Richard Bowen

Personal information
- Nationality: Wales
- Born: 5 January 1957 (age 69) Briton Ferry
- Education: Bridgend Boys Grammar School & Brynteg Comprehensive school

Sport
- Club: Shipdham Bowling Club

Medal record
Representing Wales
Lawn bowls
Commonwealth Games
| Bronze medal – third place | 2002 Manchester | fours |

= Richard Bowen (bowls) =

Welsh bowls player (born 1957)

Richard Bowen (born 5 January 1957) is a Welsh international lawn bowler.

==Bowls career==
Bowen won a bronze medal in the fours with Jason Greenslade, Ian Slade and Dai Wilkins at the 2002 Commonwealth Games in Manchester.

Bowen now bowls for Shipdham Bowling Club and has previously bowled for Porthcawl Bowling Club, Cardigan Bowling Club, Barry Athletic Bowling Club and also Dinas Powys Bowling Club.

Bowen won the 1994 fours title at the Welsh National Bowls Championships when bowling for Cardigan BC and the National Senior Singles in 2018 when bowling for Barry Athletic Bowling Club.

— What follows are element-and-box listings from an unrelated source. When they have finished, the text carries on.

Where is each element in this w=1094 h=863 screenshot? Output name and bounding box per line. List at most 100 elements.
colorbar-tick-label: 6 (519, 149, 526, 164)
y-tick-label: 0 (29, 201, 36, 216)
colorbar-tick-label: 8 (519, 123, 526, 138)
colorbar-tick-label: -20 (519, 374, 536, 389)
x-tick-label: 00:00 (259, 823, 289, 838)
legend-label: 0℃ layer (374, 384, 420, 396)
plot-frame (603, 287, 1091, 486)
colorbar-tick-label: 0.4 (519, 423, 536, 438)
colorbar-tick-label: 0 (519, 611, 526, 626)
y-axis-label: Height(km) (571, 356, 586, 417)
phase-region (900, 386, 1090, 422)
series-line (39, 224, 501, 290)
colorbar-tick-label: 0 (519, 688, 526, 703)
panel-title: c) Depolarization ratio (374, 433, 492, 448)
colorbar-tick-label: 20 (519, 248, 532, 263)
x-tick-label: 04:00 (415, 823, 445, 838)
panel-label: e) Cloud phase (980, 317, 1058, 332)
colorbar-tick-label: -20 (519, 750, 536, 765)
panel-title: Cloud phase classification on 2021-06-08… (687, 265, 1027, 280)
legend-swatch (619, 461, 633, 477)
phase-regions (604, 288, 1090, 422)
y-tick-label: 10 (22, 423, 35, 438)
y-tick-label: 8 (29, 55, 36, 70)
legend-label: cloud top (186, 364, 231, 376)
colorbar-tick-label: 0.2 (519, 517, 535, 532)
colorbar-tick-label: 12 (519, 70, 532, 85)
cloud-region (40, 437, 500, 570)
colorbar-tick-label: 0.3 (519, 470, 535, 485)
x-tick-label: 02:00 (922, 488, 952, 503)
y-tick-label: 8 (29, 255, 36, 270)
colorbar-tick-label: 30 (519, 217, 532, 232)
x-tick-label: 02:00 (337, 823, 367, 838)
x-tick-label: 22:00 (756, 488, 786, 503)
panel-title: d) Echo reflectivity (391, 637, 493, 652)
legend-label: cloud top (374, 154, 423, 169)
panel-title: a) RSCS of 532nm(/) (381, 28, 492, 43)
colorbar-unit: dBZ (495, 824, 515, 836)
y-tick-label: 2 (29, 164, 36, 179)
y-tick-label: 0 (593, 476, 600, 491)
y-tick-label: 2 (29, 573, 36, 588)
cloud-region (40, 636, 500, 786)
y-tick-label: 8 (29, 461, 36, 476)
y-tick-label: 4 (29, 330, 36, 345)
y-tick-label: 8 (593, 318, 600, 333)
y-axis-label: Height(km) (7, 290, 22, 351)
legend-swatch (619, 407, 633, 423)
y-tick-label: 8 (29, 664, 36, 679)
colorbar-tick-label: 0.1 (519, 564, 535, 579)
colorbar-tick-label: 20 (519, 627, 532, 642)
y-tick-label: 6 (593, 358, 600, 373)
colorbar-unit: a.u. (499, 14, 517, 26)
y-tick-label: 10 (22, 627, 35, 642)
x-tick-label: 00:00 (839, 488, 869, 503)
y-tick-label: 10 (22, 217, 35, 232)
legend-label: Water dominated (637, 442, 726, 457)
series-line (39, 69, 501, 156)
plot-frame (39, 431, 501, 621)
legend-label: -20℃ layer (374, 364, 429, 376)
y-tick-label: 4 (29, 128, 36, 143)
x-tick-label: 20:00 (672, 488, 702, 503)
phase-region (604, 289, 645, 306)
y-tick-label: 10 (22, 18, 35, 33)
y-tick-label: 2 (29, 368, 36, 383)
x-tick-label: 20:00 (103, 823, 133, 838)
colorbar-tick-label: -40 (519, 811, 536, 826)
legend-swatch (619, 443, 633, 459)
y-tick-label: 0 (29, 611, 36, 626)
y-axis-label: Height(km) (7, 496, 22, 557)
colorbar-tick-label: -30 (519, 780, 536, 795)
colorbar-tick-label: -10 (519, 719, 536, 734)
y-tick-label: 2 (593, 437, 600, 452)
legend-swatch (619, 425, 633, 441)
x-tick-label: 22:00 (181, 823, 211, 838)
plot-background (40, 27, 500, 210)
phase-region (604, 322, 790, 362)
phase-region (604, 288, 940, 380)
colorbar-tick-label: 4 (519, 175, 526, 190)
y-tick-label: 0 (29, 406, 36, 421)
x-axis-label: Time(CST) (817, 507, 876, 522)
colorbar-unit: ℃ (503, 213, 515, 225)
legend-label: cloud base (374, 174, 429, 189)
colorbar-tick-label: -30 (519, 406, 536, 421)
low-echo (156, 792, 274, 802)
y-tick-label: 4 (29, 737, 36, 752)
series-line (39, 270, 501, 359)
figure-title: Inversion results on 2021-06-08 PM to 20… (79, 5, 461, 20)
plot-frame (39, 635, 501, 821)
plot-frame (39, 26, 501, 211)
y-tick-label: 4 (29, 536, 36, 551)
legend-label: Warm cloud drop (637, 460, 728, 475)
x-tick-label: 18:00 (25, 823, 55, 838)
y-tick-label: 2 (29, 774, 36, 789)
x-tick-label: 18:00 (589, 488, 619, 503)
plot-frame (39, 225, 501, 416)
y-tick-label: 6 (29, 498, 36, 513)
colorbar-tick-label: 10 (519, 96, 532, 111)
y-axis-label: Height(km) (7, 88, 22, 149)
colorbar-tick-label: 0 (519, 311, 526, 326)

He has also won the Welsh Triples in 1988 bowling with Porthcawl Bowling Club. Richard Bowen won his last National Title whilst bowling with Dinas Powys Bowling Club, winning the Senior Fours title in 2022.

He is previously a director of BowlsWales, where he had responsibility for hi-performance and HR.